Tunisian film producer (1953–2019)

Nejib Ayed (نجيب عياد; December 13, in Ksar Hellal, 1953 in Ksar Hellal – August 16, 2019) was a Tunisian producer. He was the executive director of the Carthage Film Festival in 2017 and 2018.

== Biography ==
Born in 1953 in Ksar Hellal, in the Sousse region, Néjib Ayed is part of a generation that has combined a passion for cinema and an almost militant commitment within the Tunisian Federation of Film Clubs. In the 1970s, marked by Burgundian authoritarianism, these circles represented spaces for political learning. After studying French literature, Néjib Ayed tried his hand at film criticism before joining, in 1980, the Tunisian Anonymous Company for Cinematographic Production and Expansion (Satpec), a public institution (privatized since) which groups all stages cinematographic: the production for which he was responsible, but also the production, exploitation, and distribution.

The films he produces do not hesitate to deal with sensitive societal issues. "He was the first to address sexual harassment on the screen," recalls feminist activist Mounira Hammami.

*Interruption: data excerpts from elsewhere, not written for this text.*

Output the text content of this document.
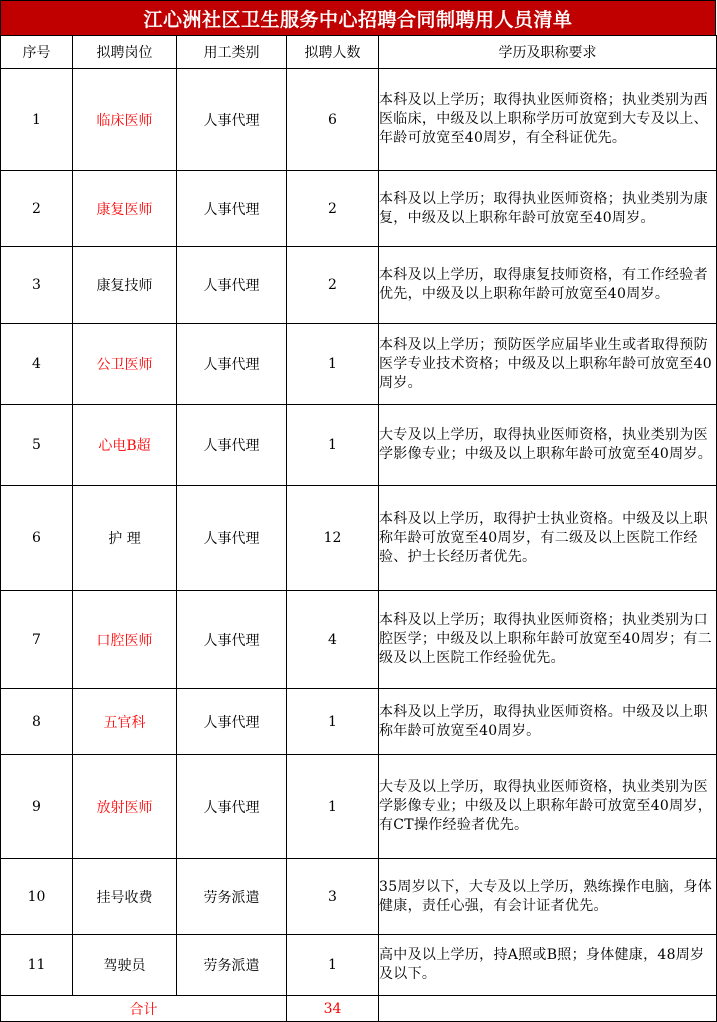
江心洲社区卫生服务中心招聘合同制聘用人员清单
序号	拟聘岗位	用工类别	拟聘人数	学历及职称要求
1	临床医师	人事代理	6	本科及以上学历；取得执业医师资格；执业类别为西医临床，中级及以上职称学历可放宽到大专及以上、年龄可放宽至40周岁，有全科证优先。
2	康复医师	人事代理	2	本科及以上学历；取得执业医师资格；执业类别为康复，中级及以上职称年龄可放宽至40周岁。
3	康复技师	人事代理	2	本科及以上学历，取得康复技师资格，有工作经验者优先，中级及以上职称年龄可放宽至40周岁。
4	公卫医师	人事代理	1	本科及以上学历；预防医学应届毕业生或者取得预防医学专业技术资格；中级及以上职称年龄可放宽至40周岁。
5	心电B超	人事代理	1	大专及以上学历，取得执业医师资格，执业类别为医学影像专业；中级及以上职称年龄可放宽至40周岁。
6	护 理	人事代理	12	本科及以上学历，取得护士执业资格。中级及以上职称年龄可放宽至40周岁，有二级及以上医院工作经验、护士长经历者优先。
7	口腔医师	人事代理	4	本科及以上学历；取得执业医师资格；执业类别为口腔医学；中级及以上职称年龄可放宽至40周岁；有二级及以上医院工作经验优先。
8	五官科	人事代理	1	本科及以上学历，取得执业医师资格。中级及以上职称年龄可放宽至40周岁。
9	放射医师	人事代理	1	大专及以上学历，取得执业医师资格，执业类别为医学影像专业；中级及以上职称年龄可放宽至40周岁，有CT操作经验者优先。
10	挂号收费	劳务派遣	3	35周岁以下，大专及以上学历，熟练操作电脑，身体健康，责任心强，有会计证者优先。
11	驾驶员	劳务派遣	1	高中及以上学历，持A照或B照；身体健康，48周岁及以下。
合计			34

In 2008, in Tunisia still under authoritarian rule, La Chasse aux gazelles recounts the violence at work of a young woman employed in a textile factory and coveted by her superior. It is one of ten soap operas broadcast on television during the month of Ramadan, a date that Tunisians love after the break in the fast. Then, in 2015 and 2016, mafia, drugs, and organ trafficking were the subjects of the series Naouret El Hawa ("the windmill"). A disconcerting drama, but one that marked the public.